Consigliare diete in palestra è reato
Diritto e sport – Se non si è abilitati all’esercizio della professione di dietista o di biologo, prescrivere programmi alimentari, elargire generici consigli, svolgere attività di educazione alimentare all’interno di una palestra integra il reato di abusivo esercizio di una professione, ai sensi dell’art. 348 c.p..
È quanto stabilito in materia di diritto e sport dalla Cassazione penale, sentenza 28 aprile 2017, n. 20281.
La questione è interessante perché capita con frequenza che all’interno di altre attività, connesse al fitness o allo sport, vengano consigliati regimi alimentari o vere e proprie diete, quando non integratori.
In realtà preparare schede alimentari personalizzate, con indicazione delle caratteristiche fisiche di ogni cliente e relative valutazioni, diari alimentari, prescrizioni alimentari e revisione delle prescrizioni sono tutte attività riservate a biologi o dietisti, a meno di commettere esercizio abusivo della professione
Questa la vicenda.
Gli imputati risultavano essere gestori di palestre. Nel corso di un controllo operato dalla Guardia di Finanza, erano state reperite schede di alimentazione personalizzata redatte per i frequentatori di centri, a loro destinate. Tuttavia, nessuno di tali gestori del centro era abilitato alla professione di medico dietista o di biologo, requisito ritenuto invece necessario per tale tipo di prestazioni. Le schede alimentari erano dettagliate, personalizzate, contenenti previsione di revisioni alle date stabilite e indicate, con elargizione di generici consigli alimentari.
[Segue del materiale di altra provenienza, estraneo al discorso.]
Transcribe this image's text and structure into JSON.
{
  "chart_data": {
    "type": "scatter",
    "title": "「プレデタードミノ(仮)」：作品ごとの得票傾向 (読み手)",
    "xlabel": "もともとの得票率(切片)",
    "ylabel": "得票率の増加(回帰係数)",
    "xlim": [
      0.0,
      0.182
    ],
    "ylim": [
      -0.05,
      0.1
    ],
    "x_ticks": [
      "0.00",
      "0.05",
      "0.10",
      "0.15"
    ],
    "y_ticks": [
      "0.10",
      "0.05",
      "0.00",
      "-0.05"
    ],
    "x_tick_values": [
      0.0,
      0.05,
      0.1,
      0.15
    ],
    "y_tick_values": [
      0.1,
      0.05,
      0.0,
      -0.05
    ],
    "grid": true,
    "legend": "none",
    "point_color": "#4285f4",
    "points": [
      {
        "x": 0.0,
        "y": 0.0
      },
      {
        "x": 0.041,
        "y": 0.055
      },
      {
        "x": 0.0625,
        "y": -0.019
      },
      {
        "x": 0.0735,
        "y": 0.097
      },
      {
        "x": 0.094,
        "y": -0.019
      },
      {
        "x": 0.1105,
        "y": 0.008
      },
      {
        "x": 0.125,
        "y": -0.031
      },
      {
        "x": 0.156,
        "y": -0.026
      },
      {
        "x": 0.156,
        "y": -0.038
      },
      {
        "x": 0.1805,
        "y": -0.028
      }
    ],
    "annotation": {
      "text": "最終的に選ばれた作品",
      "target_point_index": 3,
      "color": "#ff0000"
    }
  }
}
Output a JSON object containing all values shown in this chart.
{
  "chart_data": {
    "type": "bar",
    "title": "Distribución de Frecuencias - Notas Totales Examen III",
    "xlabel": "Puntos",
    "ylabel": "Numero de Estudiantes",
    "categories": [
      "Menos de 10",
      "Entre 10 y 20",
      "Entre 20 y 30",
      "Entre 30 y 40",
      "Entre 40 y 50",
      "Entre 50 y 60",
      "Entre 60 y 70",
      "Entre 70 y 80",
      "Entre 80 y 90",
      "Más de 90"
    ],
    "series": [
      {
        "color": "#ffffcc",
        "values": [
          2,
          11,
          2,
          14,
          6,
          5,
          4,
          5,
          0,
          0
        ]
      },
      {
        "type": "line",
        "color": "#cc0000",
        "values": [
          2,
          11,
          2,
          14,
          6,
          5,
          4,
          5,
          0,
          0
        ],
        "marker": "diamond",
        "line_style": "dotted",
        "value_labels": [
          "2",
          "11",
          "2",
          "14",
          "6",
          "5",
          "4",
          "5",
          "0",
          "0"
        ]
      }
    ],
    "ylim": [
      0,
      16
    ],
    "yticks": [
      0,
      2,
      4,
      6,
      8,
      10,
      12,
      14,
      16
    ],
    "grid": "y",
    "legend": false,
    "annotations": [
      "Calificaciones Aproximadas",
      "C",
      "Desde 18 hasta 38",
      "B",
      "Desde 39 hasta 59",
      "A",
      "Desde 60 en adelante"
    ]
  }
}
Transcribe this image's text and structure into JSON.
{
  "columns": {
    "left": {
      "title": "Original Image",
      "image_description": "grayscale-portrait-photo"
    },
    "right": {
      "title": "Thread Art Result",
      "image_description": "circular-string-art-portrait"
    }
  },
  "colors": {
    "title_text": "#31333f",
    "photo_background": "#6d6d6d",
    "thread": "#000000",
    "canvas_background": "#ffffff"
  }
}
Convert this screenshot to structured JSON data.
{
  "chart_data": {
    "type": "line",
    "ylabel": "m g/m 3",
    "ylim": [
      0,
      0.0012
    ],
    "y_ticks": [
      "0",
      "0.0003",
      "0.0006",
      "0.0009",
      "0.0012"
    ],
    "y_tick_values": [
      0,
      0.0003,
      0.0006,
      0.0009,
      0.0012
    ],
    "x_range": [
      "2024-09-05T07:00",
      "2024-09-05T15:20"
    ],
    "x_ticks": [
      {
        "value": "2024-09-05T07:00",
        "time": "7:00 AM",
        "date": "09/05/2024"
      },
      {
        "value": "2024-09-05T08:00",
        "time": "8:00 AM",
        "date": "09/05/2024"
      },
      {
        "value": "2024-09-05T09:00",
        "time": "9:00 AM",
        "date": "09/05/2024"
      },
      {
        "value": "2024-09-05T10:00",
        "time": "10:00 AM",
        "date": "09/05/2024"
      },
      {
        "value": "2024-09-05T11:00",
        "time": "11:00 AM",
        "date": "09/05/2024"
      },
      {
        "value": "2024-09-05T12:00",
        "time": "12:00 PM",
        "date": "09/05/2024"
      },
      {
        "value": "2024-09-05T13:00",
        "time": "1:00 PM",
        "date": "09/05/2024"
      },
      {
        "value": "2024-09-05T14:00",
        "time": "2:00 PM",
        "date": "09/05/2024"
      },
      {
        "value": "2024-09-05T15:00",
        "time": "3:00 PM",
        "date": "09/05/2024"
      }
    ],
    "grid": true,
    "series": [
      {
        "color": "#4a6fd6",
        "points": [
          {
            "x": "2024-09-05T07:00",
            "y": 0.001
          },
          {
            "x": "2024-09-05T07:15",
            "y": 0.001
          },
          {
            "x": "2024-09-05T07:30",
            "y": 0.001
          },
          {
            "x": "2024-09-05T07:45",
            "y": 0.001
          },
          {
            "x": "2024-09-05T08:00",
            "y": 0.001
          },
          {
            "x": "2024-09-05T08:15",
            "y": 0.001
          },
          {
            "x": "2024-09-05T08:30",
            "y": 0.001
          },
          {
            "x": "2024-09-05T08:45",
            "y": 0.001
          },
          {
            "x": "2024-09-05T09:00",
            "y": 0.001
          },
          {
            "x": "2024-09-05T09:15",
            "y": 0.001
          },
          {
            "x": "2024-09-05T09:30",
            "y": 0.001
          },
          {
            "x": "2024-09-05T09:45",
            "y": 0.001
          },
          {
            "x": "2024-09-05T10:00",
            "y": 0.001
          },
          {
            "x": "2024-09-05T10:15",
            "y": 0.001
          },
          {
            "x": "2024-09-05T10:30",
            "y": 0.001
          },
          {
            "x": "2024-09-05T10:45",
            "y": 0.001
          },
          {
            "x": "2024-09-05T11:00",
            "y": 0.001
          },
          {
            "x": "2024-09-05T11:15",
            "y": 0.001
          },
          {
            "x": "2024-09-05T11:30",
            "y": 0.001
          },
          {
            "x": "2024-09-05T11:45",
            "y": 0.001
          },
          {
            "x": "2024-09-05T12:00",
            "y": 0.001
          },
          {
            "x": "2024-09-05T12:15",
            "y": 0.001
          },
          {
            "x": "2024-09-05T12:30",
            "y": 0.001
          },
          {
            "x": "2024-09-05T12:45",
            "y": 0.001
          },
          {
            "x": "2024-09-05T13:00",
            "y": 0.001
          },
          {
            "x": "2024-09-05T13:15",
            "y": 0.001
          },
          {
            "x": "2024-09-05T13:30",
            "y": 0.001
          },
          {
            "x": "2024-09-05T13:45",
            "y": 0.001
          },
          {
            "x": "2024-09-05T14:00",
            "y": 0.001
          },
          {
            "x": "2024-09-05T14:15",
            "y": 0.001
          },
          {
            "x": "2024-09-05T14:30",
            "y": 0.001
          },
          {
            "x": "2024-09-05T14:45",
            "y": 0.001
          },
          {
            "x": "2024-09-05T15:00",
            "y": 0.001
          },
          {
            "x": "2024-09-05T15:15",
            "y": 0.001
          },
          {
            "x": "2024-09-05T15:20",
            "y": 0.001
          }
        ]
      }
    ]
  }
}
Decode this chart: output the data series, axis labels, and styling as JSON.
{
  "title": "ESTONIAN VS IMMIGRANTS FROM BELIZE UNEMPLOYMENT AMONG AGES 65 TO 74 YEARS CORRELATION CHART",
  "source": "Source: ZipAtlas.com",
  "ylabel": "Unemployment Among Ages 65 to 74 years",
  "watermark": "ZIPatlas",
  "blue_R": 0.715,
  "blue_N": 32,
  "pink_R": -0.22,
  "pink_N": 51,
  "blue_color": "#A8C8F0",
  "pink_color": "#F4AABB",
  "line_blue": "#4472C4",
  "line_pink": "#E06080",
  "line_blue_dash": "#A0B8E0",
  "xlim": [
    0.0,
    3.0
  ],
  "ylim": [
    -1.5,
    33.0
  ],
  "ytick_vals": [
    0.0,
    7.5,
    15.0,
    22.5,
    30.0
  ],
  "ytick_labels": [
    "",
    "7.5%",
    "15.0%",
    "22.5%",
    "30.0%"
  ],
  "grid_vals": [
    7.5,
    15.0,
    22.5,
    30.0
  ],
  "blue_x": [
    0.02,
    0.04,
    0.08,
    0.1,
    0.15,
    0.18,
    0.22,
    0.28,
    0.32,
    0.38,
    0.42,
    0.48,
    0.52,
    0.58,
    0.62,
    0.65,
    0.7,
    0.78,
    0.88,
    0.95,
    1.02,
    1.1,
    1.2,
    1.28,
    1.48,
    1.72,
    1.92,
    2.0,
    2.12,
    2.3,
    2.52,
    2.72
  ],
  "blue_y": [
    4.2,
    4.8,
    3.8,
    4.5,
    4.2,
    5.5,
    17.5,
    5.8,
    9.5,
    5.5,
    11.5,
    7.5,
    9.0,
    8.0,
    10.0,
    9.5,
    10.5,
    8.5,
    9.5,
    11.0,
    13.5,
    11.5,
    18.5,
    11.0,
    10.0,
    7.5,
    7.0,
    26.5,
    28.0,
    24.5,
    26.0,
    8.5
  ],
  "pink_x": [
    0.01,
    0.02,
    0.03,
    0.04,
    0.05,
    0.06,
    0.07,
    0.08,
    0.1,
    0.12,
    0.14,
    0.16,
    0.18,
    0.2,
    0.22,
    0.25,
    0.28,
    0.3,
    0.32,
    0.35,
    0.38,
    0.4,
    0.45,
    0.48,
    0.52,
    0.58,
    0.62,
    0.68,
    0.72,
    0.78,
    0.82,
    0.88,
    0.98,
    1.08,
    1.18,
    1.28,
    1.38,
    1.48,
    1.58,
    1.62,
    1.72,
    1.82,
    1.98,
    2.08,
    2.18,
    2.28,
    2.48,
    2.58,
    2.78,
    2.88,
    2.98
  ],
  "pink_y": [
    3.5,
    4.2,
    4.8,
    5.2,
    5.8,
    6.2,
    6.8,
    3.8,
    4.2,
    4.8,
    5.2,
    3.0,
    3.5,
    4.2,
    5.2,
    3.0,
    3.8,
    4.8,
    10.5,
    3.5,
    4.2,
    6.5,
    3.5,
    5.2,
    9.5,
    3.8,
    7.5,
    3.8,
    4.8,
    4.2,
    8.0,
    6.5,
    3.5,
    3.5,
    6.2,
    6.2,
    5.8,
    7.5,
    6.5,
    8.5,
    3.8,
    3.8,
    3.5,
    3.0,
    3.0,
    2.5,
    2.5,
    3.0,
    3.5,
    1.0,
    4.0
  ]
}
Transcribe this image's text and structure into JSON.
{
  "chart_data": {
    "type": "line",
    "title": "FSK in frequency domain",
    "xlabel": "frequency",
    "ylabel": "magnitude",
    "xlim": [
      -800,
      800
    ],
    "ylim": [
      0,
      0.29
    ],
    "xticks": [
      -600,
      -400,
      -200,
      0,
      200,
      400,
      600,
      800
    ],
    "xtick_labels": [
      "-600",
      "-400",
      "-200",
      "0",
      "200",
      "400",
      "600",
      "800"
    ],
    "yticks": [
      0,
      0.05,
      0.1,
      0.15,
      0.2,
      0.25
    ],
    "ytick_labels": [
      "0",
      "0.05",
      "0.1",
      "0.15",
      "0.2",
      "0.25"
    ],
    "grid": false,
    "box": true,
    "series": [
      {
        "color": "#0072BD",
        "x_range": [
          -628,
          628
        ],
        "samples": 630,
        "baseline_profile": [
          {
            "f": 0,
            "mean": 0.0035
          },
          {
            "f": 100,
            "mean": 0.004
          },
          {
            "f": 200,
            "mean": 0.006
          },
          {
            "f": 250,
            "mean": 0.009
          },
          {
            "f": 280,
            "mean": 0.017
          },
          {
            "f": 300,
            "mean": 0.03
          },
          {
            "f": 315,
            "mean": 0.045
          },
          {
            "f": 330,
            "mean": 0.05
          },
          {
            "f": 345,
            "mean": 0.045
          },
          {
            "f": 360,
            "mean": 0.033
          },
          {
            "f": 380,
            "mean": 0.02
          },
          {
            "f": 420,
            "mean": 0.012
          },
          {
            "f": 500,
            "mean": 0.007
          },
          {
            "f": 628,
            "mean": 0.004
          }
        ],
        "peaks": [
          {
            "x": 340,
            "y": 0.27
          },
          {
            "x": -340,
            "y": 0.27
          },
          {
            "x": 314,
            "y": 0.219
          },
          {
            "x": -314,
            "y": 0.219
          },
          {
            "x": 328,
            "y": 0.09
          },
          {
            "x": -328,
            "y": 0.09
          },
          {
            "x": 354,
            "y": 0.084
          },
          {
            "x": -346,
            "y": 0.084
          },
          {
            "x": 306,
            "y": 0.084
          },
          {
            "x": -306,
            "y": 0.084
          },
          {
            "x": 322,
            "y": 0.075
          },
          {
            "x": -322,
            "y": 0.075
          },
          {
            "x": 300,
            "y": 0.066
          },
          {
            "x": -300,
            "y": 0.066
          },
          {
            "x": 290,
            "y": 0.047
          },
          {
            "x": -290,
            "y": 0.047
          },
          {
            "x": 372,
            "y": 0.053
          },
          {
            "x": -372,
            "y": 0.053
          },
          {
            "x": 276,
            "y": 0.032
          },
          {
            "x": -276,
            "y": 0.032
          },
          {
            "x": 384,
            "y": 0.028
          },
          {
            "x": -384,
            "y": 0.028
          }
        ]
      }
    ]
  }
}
Gli imputati avevano sostenuto in Cassazione che la loro condotta si era limitata alla redazione di programmi alimentari destinati a persone comunque sane. Avevano affermato che non erano stati disposti accertamenti su intolleranze alimentari, né erano state approfondite le condizioni fisiche specifiche dei destinatari dei programmi alimentari, situazione questa che esulerebbe – secondo la ricostruzione dei ricorrenti – dalla fattispecie penale contestata.
Occupandosi di diritto e sport, la Corte sostiene che l’individuazione dei bisogni alimentari dell’uomo attraverso schemi fissati per il singolo con rigide previsioni e prescrizioni, se non è esclusiva del medico biologo, spetta al massimo ad altre categorie professionali per le quali è comunque prescritta l’acquisizione di una specifica abilitazione professionale.
Si tratta ad esempio di medici, farmacisti, dietisti, fatte salve le competenze di settore.
Ma – in virtù delle ricadute in termini di Salute Pubblica – tali prescrizioni non possono essere esercitate da persone che siano prive di competenza in tema sanitario, come nel caso di specie.